Western Way Pinnacle brings American business practices to China. China’s massive building boom betrays an interest in everything Western. You can see this in the design of homes and buildings and in the names such as “Orange County” and “Long Island Villa” that Chinese developers have given to new communities. Now the Chinese are turning to the United States for help marketing and managing multifamily properties. Pinnacle, a Seattle-based management services company, recently announced the opening of a five-person office in Beijing. An 806-unit luxury high-rise condo called Chateau Glory will be the first project of its type to benefit from Pinnacle’s American approach to property management.
Pinnacle CEO Stan Harrelson believes the company’s experience makes it well-positioned for the move into China. “We have long been doing business with companies all over Asia,” he says. While Western-style customer service is still a foreign concept to most Chinese companies as more Chinese travel overseas, the approach may prove invaluable in this evolving market. “In China, the multifamily real estate management industry is like it was in the United States 20 or 30 years ago,” says Harrelson. “The developers we’re working with value the planning and care we put into marketing, financial reporting and accountability.”
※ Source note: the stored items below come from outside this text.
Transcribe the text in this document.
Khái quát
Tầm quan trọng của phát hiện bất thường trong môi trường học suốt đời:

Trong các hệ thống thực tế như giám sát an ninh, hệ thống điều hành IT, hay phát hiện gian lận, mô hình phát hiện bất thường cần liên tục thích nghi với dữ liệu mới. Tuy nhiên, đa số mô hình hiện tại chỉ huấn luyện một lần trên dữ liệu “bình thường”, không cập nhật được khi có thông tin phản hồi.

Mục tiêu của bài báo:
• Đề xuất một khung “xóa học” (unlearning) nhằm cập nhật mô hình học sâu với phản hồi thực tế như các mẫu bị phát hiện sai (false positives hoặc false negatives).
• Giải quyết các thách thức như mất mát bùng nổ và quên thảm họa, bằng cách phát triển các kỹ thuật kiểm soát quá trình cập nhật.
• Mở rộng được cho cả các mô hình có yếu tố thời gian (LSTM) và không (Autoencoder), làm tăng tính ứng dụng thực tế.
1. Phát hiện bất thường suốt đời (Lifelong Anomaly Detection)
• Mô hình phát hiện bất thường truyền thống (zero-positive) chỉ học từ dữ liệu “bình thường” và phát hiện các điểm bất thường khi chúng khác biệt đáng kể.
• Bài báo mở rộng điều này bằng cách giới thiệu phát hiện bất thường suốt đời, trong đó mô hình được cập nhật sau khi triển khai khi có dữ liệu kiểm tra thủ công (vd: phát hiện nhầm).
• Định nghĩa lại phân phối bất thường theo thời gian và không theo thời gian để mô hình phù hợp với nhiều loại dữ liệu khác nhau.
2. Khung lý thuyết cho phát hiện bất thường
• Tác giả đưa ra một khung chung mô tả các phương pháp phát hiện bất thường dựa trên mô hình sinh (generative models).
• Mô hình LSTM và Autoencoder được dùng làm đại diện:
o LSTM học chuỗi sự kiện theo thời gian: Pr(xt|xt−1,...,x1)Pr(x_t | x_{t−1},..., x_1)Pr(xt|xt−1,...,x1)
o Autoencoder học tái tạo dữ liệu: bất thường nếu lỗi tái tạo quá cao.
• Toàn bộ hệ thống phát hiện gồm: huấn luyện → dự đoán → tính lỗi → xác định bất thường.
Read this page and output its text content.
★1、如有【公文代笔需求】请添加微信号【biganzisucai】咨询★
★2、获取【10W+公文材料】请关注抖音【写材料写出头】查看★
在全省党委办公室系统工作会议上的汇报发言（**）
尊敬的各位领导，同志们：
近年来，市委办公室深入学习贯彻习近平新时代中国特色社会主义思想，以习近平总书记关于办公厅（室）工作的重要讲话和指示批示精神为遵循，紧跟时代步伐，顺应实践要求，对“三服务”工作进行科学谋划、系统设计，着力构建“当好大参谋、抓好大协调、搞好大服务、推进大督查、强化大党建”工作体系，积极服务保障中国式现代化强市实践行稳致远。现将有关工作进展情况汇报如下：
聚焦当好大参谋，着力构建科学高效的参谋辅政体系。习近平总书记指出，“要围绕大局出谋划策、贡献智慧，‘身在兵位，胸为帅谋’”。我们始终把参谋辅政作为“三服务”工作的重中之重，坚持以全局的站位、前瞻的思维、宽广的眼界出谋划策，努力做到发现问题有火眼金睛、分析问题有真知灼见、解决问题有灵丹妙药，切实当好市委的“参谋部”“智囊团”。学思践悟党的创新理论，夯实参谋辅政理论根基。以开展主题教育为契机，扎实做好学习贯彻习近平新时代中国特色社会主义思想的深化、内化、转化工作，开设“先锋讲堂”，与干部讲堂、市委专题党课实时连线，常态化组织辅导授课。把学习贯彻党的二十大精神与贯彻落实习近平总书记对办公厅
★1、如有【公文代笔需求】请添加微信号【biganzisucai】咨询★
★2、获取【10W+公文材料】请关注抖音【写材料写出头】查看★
Pinnacle already has plans to open a second office in Shanghai, and Harrelson expects “to be managing in excess of 25,000 units in the next two or three years.” He bases that estimate on the brisk rate of apartment construction and on Pinnacle’s expanding relationships with Chinese developers. “What initially started as a single opportunity with one major developer is blossoming into relationships with numerous developers.”
–Charles Wardell
Payment Express Archstone-Smith renters embrace online rent payment. At Archstone-Smith, the check is increasingly not in the mail. Ever since the Denver-based apartment firm introduced online rent payment through its Web-based resident portal in early 2004, ever-growing numbers of Archstone-Smith renters are choosing to click and pay. In just October and November of last year, the company collected nearly $5 million in online rent—an astronomical increase from 2004’s first quarter, when it received $105,000 in such payments.
Of course, those numbers also reflect increasing numbers of properties (the company is adding online payment as it rolls out new property management software) but also the willingness of renters to embrace this payment option. “This is the Internet age,” says Dan Amedro, Archstone-Smith’s chief information officer. “People will start to expect these capabilities from the companies they do business with.”
So will the companies themselves. Archstone-Smith hasn’t released figures on cost savings, but Edward Neumann of Javelin Strategy & Research says taking an online payment costs a firm three cents—roughly 10 percent of the cost of processing a paper check. “There’s a lot of money to be saved in online payments,” says Neumann, the California-based firm’s managing director of consulting services.
The approach also makes companies more money. “From a cash management perspective, they also know when the money is coming,” Neumann says, “so they can sweep the funds into a higher-yield account” and boost their interest rate and interest income on those rent receipts.